Missouri echoes the nation's religious views

Sunday, April 1, 2012 | 4:52 p.m. CDT; updated 9:08 a.m. CDT, Monday, May 7, 2012

COLUMBIA — One of the goals of the American Next project is to explore Missouri as a way to get a glimpse of young people's lives not just here — but across the nation. That means doing some baseline reporting to see how Missouri compares, or differs, from the national norm in a number of areas — religion among them.

I grew up in southwest Missouri, and was always very aware that I was living in the Bible Belt. So it surprised me to learn that, far from being distinct, Missouri is actually a pretty good representation of the country as far as religion goes.

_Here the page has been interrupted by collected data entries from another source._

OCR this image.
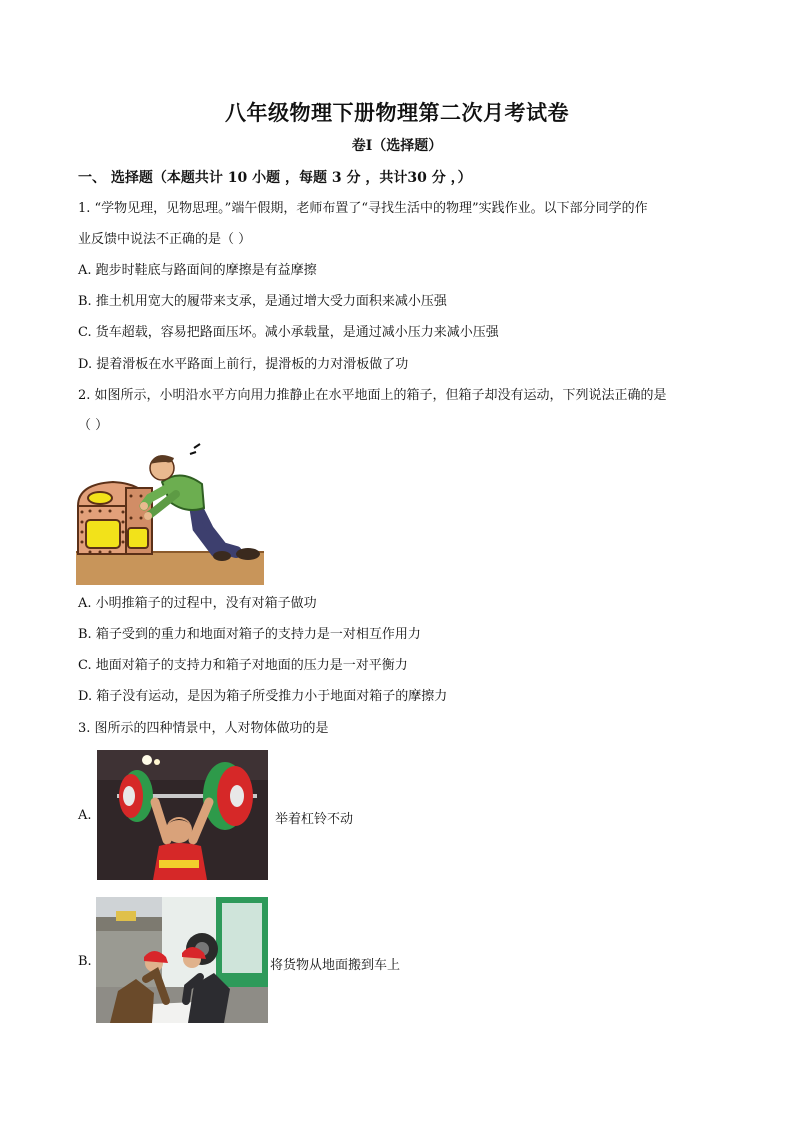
八年级物理下册物理第二次月考试卷
卷I（选择题）
一、 选择题（本题共计 10 小题 ，每题 3 分 ，共计30 分 ，）
1. “学物见理，见物思理。”端午假期，老师布置了“寻找生活中的物理”实践作业。以下部分同学的作
业反馈中说法不正确的是（ ）
A. 跑步时鞋底与路面间的摩擦是有益摩擦
B. 推土机用宽大的履带来支承，是通过增大受力面积来减小压强
C. 货车超载，容易把路面压坏。减小承载量，是通过减小压力来减小压强
D. 提着滑板在水平路面上前行，提滑板的力对滑板做了功
2. 如图所示，小明沿水平方向用力推静止在水平地面上的箱子，但箱子却没有运动，下列说法正确的是
（ ）
A. 小明推箱子的过程中，没有对箱子做功
B. 箱子受到的重力和地面对箱子的支持力是一对相互作用力
C. 地面对箱子的支持力和箱子对地面的压力是一对平衡力
D. 箱子没有运动，是因为箱子所受推力小于地面对箱子的摩擦力
3. 图所示的四种情景中，人对物体做功的是
A.	举着杠铃不动
B.	将货物从地面搬到车上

According to a study done by the Pew Research Center in 2008, 43 percent of Missourians attend a religious service at least once a week. That's just slightly above the national rate of 39 percent.

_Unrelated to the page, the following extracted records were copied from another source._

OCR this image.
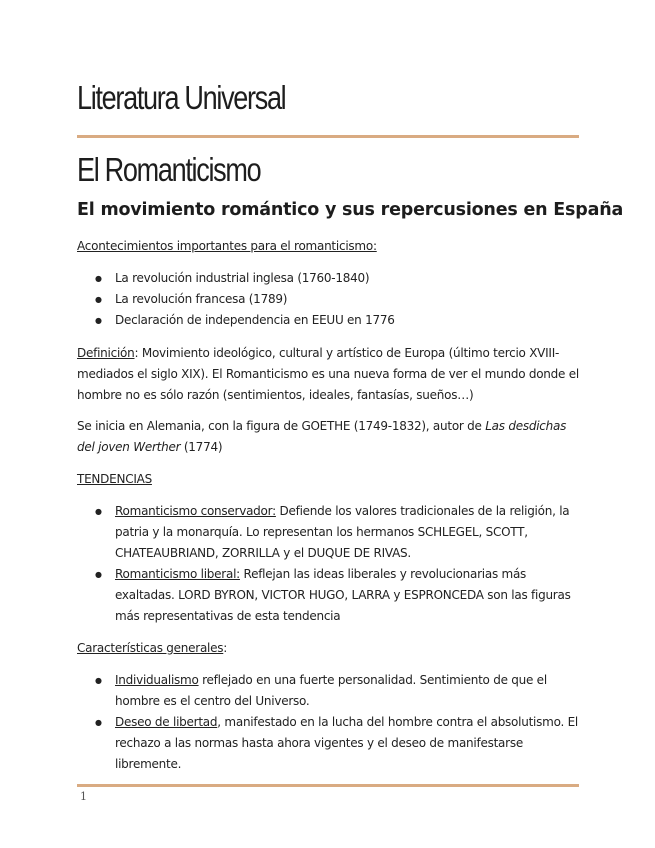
Literatura Universal
El Romanticismo
El movimiento romántico y sus repercusiones en España
Acontecimientos importantes para el romanticismo:
● La revolución industrial inglesa (1760-1840)
● La revolución francesa (1789)
● Declaración de independencia en EEUU en 1776
Definición: Movimiento ideológico, cultural y artístico de Europa (último tercio XVIII-mediados el siglo XIX). El Romanticismo es una nueva forma de ver el mundo donde el hombre no es sólo razón (sentimientos, ideales, fantasías, sueños…)
Se inicia en Alemania, con la figura de GOETHE (1749-1832), autor de Las desdichas del joven Werther (1774)
TENDENCIAS
● Romanticismo conservador: Defiende los valores tradicionales de la religión, la patria y la monarquía. Lo representan los hermanos SCHLEGEL, SCOTT, CHATEAUBRIAND, ZORRILLA y el DUQUE DE RIVAS.
● Romanticismo liberal: Reflejan las ideas liberales y revolucionarias más exaltadas. LORD BYRON, VICTOR HUGO, LARRA y ESPRONCEDA son las figuras más representativas de esta tendencia
Características generales:
● Individualismo reflejado en una fuerte personalidad. Sentimiento de que el hombre es el centro del Universo.
● Deseo de libertad, manifestado en la lucha del hombre contra el absolutismo. El rechazo a las normas hasta ahora vigentes y el deseo de manifestarse libremente.
1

Missouri also has the same percentage of people unaffiliated with any religious group as the nation as a whole — 16 percent.

The one area where Missouri is slightly above average is the number of evangelical Christians. There are 11 percent more evangelical Christians in Missouri than on average nationally. (So we can still lay claim to the belt.)

I've already had one person I interviewed say her dream was to follow God's will. It will be fascinating to see what role faith has in other Missourians' future hopes, dreams and goals.

This story is part of the American Next, a special project exploring the hopes, fears and changing expectations of Missouri's next generation in challenging times.